We are currently building a cruise industry park near our yard, offering plants and factory space for potential contractors with experience, while local government is offering beneficial tax policies.
Finally, market demand risk is clearly currently dominated by the COVID-19 outbreak. Incidents onboard cruise ships in early 2020 impacted confidence, and as a result we have some concerns about ordering volume in the next 2-3 years. We expect it could take between 1-3 years to recover from the full impact of COVID-19.
Ideally, the cruise ship is something that brings the passenger happiness. The most important elements for shipbuilding are delivery time, and that passengers are satisfied with the ship and the product. Cruise ships are a resort, a travel destination in their own right, and we are part of the travel business rather than the transport industry.
Zhengjun Tian is the Director of Cruise Projects at Hong Kong-based China Merchants Industry Holdings Co. Ltd, where he is responsible for the marketing and sales of cruise projects, including newbuilding and renovation. He is also responsible for China Merchants’ Cruise Research Institute’s passenger ship technical centre.
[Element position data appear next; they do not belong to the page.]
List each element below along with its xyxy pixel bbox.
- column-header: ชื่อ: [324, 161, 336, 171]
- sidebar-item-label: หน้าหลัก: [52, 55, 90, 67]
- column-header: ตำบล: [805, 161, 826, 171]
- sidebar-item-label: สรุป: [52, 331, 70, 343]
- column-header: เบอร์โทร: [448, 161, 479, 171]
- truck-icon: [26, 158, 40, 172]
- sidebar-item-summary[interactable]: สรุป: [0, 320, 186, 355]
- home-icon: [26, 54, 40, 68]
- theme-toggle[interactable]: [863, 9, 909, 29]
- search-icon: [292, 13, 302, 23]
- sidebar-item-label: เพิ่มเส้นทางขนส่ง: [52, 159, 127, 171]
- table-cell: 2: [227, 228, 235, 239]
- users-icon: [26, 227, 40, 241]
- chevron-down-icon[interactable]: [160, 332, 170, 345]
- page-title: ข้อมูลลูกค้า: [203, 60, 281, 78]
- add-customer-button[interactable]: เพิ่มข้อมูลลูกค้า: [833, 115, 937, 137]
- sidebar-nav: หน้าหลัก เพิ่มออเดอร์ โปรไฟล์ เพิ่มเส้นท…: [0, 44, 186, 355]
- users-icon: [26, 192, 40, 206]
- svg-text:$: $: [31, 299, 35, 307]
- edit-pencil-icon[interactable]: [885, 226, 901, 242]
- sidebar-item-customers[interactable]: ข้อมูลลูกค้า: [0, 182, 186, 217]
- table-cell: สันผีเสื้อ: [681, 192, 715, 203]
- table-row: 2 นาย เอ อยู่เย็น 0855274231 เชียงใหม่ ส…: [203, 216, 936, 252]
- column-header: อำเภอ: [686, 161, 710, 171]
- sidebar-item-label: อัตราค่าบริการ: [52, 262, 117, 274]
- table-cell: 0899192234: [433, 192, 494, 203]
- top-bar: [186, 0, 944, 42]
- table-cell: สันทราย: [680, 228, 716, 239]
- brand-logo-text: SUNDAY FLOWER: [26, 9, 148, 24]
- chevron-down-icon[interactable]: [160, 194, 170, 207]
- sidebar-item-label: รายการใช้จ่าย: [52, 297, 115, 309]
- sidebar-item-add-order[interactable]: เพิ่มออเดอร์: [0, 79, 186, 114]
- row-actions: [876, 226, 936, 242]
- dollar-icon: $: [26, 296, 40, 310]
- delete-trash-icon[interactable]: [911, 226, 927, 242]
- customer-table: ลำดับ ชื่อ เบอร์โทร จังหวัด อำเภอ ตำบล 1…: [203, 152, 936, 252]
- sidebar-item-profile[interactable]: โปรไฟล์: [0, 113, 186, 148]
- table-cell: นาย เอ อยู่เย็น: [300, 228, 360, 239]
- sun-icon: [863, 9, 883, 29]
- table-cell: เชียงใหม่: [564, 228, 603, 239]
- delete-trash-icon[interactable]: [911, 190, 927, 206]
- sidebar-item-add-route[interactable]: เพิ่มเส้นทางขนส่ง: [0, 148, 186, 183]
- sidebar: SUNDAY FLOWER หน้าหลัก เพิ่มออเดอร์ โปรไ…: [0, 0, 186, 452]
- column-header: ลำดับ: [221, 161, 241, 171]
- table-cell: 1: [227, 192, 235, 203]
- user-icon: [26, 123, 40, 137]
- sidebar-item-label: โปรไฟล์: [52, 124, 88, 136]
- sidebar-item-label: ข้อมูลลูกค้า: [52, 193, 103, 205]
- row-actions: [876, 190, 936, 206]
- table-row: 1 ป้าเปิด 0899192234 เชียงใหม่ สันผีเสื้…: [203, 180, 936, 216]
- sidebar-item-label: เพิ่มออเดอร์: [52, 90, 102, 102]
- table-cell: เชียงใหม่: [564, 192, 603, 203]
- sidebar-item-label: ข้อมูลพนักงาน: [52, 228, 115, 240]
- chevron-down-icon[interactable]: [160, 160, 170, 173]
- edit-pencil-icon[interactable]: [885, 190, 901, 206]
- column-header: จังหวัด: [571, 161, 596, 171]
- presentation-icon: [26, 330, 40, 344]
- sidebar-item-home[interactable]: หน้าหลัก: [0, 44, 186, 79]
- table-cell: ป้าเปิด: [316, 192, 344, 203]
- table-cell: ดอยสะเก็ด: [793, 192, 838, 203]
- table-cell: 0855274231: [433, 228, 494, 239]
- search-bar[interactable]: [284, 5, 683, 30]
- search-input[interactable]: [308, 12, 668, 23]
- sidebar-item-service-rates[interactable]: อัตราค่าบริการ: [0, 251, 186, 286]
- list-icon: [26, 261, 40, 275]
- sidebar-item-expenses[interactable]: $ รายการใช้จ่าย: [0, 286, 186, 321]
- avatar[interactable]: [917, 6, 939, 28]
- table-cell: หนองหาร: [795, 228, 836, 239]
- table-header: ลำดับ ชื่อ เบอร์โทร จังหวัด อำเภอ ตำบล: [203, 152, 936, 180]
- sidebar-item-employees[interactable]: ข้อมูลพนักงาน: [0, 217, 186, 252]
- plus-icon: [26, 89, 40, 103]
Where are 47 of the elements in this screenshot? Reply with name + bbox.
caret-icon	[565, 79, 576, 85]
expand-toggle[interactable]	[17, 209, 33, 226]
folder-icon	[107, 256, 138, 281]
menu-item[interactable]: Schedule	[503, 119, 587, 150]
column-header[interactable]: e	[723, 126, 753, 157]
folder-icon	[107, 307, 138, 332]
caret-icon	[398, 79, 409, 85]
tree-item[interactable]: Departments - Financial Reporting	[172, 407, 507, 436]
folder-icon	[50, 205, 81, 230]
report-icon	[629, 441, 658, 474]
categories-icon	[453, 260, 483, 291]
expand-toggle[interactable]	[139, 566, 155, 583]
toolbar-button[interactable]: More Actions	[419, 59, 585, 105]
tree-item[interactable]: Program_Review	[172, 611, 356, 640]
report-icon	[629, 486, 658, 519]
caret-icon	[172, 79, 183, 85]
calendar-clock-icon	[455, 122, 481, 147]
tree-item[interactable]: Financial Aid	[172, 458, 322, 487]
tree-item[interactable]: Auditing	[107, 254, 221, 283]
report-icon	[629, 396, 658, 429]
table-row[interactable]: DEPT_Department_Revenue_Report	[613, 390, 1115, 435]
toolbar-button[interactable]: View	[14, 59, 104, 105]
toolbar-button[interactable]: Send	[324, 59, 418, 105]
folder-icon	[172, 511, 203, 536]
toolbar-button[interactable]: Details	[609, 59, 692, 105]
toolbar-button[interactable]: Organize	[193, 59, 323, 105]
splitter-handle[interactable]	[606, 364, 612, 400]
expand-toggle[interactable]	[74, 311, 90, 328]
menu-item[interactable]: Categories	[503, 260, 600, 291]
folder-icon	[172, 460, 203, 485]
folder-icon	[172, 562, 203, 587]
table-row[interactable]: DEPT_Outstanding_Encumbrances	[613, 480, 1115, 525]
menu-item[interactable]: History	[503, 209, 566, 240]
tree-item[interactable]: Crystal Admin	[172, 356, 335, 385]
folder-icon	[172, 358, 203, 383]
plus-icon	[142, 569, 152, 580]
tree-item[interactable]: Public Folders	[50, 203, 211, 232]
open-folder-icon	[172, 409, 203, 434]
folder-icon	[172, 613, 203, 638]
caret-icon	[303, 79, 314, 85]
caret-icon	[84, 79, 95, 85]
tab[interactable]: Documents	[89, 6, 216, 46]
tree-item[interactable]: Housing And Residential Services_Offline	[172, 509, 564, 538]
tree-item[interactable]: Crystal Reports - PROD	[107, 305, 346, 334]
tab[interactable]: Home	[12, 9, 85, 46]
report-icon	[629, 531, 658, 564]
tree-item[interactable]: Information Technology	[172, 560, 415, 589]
Zhengjun is a naval architect, having graduated from Shanghai JiaoTong University in 1991. Prior to joining China Merchants, he spent 7 years as a surveyor for China Classification Society, and 12 years at AVIC shipyards where he was responsible for special project development, ship design and project management. He also spent 10 years advising European shipowners on newbuilding site project management.
Zhengjun is a specialist in chemical and LNG carrying / fuelled ships, as well as cruise and passenger ships. He is a serving member of RINA’s China Technical Committee.